Die weitreichenden Lehren aus der Befreiung fanden Niederschlag in der Gründungscharta der Vereinten Nationen sowie im deutschen Grundgesetz, in denen der Erhalt bzw. die Schaffung des Friedens als oberstes Gebot allen staatlichen Handelns ebenso kodifiziert sind wie u.a. die dynamische Realisierung soziokulturell menschenwürdiger Lebensbedingungen, das Verbot jeglicher Rüstungsproduktion sowie die vitale demokratische Gestaltung aller gesellschaftlichen Bereiche – damit Krieg und Vernichtung ein für allemal aus dem Denken und Handeln der Menschheit verbannt seien. Diese Erkenntnisse bedürfen heute neu der engagierten Verwirklichung.
Konrad Wolf, im Alter von 19 Jahren als im Moskauer Exil aufgewachsener deutscher Kommunist und Rotarmist an der Befreiung Berlins beteiligt, schuf als DEFA-Regisseur mit „Mama, ich lebe“ einen Film, der schon 1976 diese notwendigen Schlussfolgerungen den Menschen in Ost und West neu zu Bewusstsein bringen sollte.
Es ist die fiktive, aber an reale Geschehnisse angelehnte Geschichte von vier deutschen Wehrmachtssoldaten, die in sowjetische Kriegsgefangenschaft geraten sind und sich angesichts der Greuel des Krieges freiwillig in der dort gegründeten Antifa-Schule zum Einsatz in den Reihen der Roten Armee melden. Es sind unterschiedliche Motive, die sie zu diesem Schritt veranlassen und die der Film erst nach und nach dem Zuschauer enthüllt – just so, wie es auch Major Mauris ergeht, ihrem sowjetischen Bevollmächtigten, der beauftragt ist, sie für die Aufklärungsarbeit an der Front zu qualifizieren. Sie sollen deutsche Soldaten dazu bewegen, die Waffen niederzulegen.
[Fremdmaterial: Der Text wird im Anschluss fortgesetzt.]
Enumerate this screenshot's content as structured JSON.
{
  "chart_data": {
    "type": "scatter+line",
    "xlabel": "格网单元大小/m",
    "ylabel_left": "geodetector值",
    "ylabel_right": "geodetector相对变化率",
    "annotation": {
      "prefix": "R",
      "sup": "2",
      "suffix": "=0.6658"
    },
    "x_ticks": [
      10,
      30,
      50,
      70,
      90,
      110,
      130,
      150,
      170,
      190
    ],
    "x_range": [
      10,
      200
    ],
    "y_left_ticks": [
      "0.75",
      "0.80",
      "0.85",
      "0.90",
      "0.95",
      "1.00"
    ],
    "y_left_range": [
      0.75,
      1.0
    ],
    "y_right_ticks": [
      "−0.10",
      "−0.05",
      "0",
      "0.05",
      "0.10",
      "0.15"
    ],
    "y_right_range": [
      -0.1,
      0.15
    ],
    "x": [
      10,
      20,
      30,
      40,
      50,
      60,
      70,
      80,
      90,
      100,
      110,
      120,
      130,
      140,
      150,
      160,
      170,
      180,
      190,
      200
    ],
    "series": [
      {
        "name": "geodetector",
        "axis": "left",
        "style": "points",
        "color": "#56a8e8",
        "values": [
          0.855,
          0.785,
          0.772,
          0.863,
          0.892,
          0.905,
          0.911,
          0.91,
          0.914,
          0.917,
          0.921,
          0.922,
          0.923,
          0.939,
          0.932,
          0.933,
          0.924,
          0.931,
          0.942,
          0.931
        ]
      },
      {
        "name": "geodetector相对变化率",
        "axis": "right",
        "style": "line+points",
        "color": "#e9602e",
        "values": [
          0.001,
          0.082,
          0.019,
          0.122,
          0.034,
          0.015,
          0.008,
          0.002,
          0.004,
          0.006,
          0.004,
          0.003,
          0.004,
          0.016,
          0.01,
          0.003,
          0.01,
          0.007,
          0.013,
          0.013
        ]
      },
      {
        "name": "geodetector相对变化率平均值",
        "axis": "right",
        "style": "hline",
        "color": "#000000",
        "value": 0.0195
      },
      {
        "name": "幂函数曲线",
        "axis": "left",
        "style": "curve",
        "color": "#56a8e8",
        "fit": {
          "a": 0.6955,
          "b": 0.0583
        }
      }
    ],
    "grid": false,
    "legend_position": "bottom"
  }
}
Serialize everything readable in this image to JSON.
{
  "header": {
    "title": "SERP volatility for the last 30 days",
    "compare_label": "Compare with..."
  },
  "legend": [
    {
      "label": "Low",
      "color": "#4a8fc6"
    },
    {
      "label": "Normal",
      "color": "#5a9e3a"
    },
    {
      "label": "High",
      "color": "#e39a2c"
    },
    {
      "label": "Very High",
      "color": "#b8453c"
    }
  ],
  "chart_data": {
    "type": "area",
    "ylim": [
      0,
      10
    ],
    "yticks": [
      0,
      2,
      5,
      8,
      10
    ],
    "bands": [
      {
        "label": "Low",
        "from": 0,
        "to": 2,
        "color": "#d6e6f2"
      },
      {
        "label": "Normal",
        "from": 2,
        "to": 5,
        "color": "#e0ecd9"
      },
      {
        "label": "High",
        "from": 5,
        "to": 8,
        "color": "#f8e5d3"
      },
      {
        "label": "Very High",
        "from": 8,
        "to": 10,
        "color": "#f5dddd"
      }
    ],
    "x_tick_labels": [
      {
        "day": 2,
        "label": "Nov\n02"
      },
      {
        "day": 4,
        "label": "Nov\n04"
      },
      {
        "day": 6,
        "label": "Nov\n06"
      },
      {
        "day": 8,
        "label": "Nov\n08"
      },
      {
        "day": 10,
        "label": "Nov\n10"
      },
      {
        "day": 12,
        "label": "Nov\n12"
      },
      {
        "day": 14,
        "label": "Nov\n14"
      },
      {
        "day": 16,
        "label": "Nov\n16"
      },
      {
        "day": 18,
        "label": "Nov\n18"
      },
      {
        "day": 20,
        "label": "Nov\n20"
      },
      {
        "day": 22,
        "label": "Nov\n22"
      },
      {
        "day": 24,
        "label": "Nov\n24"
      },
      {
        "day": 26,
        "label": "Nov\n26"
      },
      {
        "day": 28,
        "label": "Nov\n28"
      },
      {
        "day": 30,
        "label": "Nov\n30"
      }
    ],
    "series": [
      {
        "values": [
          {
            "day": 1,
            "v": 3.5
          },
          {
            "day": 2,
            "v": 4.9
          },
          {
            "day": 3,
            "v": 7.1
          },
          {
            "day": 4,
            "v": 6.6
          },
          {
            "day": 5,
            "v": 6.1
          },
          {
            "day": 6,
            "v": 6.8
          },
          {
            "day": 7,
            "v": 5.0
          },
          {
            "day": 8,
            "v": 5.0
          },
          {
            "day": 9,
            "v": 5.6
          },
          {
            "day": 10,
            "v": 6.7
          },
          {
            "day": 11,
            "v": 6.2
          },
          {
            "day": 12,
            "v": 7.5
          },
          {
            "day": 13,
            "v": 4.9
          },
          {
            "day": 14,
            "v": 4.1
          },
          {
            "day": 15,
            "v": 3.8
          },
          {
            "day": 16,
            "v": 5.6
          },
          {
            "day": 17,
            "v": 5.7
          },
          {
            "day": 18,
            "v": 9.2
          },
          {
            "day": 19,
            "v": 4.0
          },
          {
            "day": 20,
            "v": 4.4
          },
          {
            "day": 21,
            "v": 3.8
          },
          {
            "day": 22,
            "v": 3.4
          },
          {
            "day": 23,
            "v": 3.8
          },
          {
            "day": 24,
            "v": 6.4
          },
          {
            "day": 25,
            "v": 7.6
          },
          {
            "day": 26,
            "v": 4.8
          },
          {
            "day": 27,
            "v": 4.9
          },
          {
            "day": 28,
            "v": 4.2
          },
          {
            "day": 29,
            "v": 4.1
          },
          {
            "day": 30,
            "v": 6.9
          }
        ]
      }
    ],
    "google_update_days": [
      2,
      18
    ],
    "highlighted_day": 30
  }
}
Weil der grausam geführte Krieg immer mehr Opfer fordert, muss Mauris gleichzeitig auch Versuche von Vorgesetzten abwehren, die vier Freiwilligen zu waghalsigen, bewaffneten Einsätzen abzuwerben, zu denen ihm die „Überläufer“ mental noch nicht bereit zu sein scheinen. So lernen die Vier, gespiegelt in den unterschiedlichen Reaktionen der ihnen begegnenden sowjetischen Menschen, die realen Auswirkungen des von ihnen einst mitgemachten Vernichtungskriegs begreifen. Je mehr sich die von Rückblenden, Eindrücken, Begegnungen, Fragen, Zweifeln und Auseinandersetzungen geprägte Fahrt der Front nähert, desto deutlicher tritt zu Tage, dass es auf die Frage, wie dieser Krieg zu beenden ist, keine einfache Antwort gibt. Im Angesicht der tiefsten Barbarei muss das Zutrauen in die Entwicklungsfähigkeit des Menschen stetig neu errungen werden, damit die Humanität obsiegen kann.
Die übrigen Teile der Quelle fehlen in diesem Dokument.